Uma forma de entrar na vida de outras pessoas

Pelo Facebook, minha mãe recebeu uma mensagem de uma moça que dizia lembrar-se dela aos seis anos, quando minha mãe "fazia as mais lindas e maiores pontas de lápis de cor" (!!!). Até agora, minha mãe não tinha ideia de que se dedicara a caprichar em pontas de lápis de cor aos seis anos. Na verdade, pode ser que ela nem tenha se dedicado tanto, mas as tais pontas ficaram na memória da moça por todo esse tempo. Parei pra pensar na repercussão de nossos atos, na capacidade que temos de criar lembranças indeléveis para outras pessoas por meio de atitudes para nós insignificantes. E na possibilidade de termos lembranças de outras pessoas devido a um gesto, um olhar, uma palavra que, para elas, podem ter sido apenas um gesto ou um olhar inconsciente ou uma palavra dita por acaso.

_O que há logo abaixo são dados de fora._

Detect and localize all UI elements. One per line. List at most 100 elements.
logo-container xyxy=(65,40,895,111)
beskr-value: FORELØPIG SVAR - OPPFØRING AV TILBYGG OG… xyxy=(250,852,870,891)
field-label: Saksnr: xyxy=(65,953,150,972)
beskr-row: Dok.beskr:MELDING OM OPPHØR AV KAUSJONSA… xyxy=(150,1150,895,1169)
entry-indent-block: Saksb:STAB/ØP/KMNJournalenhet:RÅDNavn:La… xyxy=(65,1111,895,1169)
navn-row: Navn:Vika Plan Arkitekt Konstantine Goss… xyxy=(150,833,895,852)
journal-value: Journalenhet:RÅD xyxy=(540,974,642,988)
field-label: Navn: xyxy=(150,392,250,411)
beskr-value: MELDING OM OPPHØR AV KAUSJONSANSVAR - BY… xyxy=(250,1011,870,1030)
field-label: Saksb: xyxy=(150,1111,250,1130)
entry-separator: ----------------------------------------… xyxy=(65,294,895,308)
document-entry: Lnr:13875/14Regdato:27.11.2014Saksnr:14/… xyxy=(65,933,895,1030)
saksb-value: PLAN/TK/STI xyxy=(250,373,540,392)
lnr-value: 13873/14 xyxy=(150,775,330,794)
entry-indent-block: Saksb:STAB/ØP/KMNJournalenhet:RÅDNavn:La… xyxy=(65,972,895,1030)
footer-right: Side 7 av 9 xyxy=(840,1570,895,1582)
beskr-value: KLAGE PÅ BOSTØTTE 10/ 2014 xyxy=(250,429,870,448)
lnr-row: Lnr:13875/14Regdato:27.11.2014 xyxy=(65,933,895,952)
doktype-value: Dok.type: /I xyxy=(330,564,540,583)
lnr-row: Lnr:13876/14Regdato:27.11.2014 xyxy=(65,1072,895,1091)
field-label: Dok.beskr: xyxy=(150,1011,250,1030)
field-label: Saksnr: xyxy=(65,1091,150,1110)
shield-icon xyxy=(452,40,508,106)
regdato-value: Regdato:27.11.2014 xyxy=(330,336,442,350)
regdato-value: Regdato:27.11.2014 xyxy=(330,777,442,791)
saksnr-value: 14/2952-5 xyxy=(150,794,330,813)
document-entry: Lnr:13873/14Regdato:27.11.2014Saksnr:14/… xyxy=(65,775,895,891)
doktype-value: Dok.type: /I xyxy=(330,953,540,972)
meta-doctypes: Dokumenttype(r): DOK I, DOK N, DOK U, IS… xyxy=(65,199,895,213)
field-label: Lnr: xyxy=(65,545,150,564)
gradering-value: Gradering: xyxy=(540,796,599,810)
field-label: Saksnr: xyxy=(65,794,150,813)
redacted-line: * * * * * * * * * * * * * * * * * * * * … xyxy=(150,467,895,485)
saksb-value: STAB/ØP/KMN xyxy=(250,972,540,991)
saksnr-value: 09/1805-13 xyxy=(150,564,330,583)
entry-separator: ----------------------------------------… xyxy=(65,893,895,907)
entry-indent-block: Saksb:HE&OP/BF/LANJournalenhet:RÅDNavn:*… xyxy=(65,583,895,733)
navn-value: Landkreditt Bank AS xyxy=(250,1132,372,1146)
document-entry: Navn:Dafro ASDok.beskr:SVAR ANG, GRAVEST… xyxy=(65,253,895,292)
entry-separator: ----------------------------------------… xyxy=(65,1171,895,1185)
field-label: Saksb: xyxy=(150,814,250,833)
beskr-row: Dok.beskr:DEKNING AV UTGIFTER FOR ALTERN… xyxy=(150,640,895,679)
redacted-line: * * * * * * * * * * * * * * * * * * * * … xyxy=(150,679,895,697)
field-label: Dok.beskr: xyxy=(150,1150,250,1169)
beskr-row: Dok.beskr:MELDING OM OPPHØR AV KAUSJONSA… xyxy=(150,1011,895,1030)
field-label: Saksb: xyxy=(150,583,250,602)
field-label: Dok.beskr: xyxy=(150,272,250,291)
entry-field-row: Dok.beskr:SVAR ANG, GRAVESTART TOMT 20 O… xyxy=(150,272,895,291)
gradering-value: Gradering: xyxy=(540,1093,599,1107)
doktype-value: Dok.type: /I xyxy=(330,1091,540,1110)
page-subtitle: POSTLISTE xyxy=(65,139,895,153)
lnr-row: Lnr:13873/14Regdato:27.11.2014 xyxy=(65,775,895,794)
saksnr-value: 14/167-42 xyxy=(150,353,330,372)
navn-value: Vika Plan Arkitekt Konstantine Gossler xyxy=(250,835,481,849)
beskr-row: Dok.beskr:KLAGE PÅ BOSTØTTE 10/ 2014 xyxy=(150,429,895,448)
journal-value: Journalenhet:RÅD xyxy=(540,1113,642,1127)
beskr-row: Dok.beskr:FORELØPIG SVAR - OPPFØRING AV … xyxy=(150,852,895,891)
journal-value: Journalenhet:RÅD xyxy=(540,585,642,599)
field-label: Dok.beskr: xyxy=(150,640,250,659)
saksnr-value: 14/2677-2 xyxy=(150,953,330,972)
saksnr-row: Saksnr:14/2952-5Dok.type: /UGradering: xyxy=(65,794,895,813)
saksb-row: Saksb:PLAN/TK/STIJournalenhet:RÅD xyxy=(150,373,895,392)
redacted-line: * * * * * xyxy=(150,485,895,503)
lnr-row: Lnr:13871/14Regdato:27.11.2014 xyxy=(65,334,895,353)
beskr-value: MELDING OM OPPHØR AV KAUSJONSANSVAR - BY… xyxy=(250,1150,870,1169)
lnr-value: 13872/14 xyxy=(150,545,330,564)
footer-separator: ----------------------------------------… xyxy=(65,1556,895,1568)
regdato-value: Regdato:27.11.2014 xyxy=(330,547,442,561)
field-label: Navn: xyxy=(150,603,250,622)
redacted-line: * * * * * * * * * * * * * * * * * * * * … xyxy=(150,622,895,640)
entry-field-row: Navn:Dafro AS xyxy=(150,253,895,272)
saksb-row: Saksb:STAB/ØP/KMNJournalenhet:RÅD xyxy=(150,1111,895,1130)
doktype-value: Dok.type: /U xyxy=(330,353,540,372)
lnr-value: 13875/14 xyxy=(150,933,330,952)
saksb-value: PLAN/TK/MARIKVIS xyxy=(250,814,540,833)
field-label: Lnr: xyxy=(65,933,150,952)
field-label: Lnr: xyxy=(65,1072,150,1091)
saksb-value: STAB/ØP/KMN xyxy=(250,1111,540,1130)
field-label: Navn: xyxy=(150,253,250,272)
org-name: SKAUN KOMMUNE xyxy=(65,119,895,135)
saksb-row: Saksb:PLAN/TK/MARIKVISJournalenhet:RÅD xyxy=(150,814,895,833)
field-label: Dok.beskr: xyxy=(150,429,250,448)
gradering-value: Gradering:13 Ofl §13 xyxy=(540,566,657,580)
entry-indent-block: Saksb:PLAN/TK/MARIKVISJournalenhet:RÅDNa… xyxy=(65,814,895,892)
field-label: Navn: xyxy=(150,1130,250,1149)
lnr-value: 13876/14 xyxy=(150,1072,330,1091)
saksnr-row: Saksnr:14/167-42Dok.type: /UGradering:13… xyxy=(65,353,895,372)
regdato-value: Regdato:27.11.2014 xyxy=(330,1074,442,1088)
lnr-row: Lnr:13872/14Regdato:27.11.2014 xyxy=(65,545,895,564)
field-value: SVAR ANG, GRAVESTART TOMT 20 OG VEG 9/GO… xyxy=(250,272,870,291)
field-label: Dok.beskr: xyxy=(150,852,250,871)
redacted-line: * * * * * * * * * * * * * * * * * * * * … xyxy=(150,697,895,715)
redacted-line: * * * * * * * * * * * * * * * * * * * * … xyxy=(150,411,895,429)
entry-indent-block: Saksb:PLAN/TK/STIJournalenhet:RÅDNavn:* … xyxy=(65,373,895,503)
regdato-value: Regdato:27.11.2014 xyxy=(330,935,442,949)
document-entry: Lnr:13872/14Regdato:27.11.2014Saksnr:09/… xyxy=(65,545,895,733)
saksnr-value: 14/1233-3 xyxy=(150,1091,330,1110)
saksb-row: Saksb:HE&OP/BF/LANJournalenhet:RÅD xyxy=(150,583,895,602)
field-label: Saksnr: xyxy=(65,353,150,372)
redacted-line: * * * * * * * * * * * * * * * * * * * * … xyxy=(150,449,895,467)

Lembro de um episódio, eu devia ter uns seis anos também... Uma colega de colégio mais velha, durante o recreio, pediu para ver minha pasta de papeis de carta que, por algum motivo, eu levara à escola. Neguei. Ela puxou meu cabelo (lembro bem: eu tinha cabelo comprido; foi na ponta logo abaixo do meu ombro direito!). Me lembro do que senti: indignação. Eu devieria ter, ao menos, dito alguma coisa. Mas nada fiz. E deveria ter feito. Talvez por isso (o sentimento de indignação) eu tenha gravado esse evento até hoje. Mas existem enormes chances dessa menina ter sido uma boa menina, e ter se tornado uma boa mulher.  E fato: eu não levo mais desaforo pra casa.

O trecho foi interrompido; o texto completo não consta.